Heeding to that statement from Keima, I snapped back to the real world. Putting all the TWGOK discussions aside (I’ll dedicate some write-ups on the later posts), I resumed my efforts. So, last Friday, I found the perfect excuse to meet her again. I was invited by my adviser, Dr. Jaime Y. Hernandez Jr., to share my research experience before the graduating batch of CE that day. That day matched the day that Telle-chan’s org was selling their pocket books or zines.
There she was, indeed. But there were no stocks of zines available at that time. I lost my excuse to meet her. I was about to turn back and accept that this brief meeting would be all the reward on the research that I’ve done, when she asked me to draw some of the rolled paper containing questions on a plastic cup.
I drew the first question: “When was Noli me Tangere published?”. I knew the answer: “1886”. Then I drew the second question, “What is the meaning of Noli me Tangere?”, on which I’ve answered, “Touch me not.”. Then the next question: When was the first publication of a book in the Philippines? = Doctrina Christiana, 1593. Then came the non-sense questions which gave us laughter.
Then came the very last question: “Bakit hindi ka crush ng crush mo?”, which is a Filipino movie title. But it was being addressed as a question from Telle-chan to me. I dearly wanted to ask her in reply: “Bakit nga ba?”
Bakit hindi ka crush ng crush mo?
I went there with the intent of asking her out for a date on her birthday, which will be tomorrow, August 30. I can’t bring myself to ask that question. Maybe, I was just a coward, that is why hindi ako crush ng crush ko.
Even though the question hurts, I pondered deeply upon the question.
The answer was simple. To quote what Ayumi said in the final chapters of Goddess’ Arc:
What do you take me for? I gave it some serious thought too, you know! I won’t let anyone manipulate my feelings. I’m… I’m the one who decided to fall in love to you.

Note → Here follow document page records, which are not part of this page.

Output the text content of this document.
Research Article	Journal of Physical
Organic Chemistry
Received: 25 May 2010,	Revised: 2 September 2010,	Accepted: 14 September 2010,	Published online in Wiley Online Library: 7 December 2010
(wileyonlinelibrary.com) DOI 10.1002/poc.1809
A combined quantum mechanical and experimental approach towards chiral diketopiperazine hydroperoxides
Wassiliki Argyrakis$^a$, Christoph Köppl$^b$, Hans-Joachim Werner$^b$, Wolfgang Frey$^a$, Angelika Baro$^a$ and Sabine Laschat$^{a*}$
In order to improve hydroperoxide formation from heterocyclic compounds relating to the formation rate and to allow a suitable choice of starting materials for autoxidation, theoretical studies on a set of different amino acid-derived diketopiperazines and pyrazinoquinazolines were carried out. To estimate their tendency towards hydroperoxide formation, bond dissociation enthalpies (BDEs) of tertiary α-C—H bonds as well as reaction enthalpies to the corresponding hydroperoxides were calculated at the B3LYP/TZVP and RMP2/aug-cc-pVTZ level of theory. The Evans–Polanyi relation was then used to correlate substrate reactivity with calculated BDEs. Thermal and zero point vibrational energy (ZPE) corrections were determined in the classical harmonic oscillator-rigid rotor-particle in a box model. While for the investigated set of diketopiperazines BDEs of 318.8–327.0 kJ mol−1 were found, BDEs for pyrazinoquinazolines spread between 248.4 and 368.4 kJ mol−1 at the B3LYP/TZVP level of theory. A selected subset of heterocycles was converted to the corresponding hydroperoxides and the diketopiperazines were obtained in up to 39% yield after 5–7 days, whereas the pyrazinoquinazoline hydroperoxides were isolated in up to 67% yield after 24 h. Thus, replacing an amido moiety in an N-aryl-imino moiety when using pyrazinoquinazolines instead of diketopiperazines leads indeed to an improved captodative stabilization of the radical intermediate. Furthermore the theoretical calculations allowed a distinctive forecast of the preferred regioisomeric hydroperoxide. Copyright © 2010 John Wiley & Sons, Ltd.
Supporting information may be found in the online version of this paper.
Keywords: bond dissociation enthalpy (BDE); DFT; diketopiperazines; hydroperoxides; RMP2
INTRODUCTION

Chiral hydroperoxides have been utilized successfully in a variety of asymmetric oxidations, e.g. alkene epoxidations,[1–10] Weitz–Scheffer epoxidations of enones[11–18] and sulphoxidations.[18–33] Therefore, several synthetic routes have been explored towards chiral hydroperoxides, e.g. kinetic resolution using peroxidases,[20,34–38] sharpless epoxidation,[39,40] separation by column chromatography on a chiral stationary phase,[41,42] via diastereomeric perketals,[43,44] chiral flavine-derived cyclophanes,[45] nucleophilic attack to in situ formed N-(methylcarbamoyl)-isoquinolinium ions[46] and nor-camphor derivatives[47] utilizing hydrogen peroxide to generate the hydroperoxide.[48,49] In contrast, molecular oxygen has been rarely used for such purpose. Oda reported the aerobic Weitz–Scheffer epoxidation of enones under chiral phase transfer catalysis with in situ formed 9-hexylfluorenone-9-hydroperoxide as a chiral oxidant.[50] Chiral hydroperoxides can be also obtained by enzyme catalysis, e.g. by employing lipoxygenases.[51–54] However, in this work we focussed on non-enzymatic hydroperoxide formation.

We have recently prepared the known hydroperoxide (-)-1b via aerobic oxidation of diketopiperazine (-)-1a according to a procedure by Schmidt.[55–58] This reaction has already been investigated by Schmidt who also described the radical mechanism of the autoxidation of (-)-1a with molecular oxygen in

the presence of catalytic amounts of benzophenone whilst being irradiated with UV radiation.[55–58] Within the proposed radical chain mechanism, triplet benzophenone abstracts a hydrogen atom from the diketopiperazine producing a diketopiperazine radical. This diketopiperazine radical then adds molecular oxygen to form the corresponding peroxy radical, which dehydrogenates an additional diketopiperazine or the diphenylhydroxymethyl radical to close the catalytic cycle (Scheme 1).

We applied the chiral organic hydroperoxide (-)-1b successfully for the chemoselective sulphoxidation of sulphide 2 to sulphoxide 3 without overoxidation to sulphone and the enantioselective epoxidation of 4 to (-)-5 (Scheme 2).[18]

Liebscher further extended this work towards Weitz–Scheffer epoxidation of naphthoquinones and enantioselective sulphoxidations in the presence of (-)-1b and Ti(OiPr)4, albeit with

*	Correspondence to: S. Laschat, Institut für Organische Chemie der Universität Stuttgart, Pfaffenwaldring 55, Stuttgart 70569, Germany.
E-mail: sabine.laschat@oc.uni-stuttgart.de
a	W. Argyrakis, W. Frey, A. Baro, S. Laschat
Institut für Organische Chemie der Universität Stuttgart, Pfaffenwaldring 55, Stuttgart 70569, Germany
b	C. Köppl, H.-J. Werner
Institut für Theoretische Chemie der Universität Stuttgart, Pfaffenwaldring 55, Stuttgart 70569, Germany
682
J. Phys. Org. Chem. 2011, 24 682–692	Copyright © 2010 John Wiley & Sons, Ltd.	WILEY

No matter how hard I try, it is still up to her to decide. She should be the one answering that damned drawn question.
Yet all of these useless noise throw me deeper into confusion. The signs were already clear. Exchange in correspondence is seldom as ever. In social media, I now belong to the non-special group of people who don’t see her status whether she’s online or not. I just occupy a tiny dot, not worthy to being even called a space, in her thoughts. Yet fate still gives me a tiny bit of hope with its maneuverings, that maybe it was something else, that maybe there was another layer. Those maybes were enough to carry on this tiny flame of love, even though it was already flickering against the wind.
But these hopes weren’t enough. I was strained to where I stand, destined to just look from afar. I tried chasing her but the distance kept growing. I was already tired and my body just wanted to rest to be at peace. The winds kept speaking of a bleak tomorrow awaiting. I was holding back because of that fear.
It is love for it hurts. But why does it hurt? It has only to work once, yet all of those failures in the past made me reluctant into crossing the Rubicon. I kept my heart at leash. I kept things the same way to protect what our relationship was to the point that I don’t know anymore what kind of relationship that I was protecting. What would be more regrettable: pursuing love only to fail in the end while contemplating on the actions that were done, or not pursuing at all, leaving lots of questions of what ifs. Is she really my Mariang Sinukuan?
Lahat na lang sinukuan ako, dadagdag ka pa ba?
No. That’s not it. I just refuse to accept that she likes somebody else. I’m just a delusional idiot who doesn’t know about love.
Or maybe I was the one giving the cryptic conversations and the useless noise on her.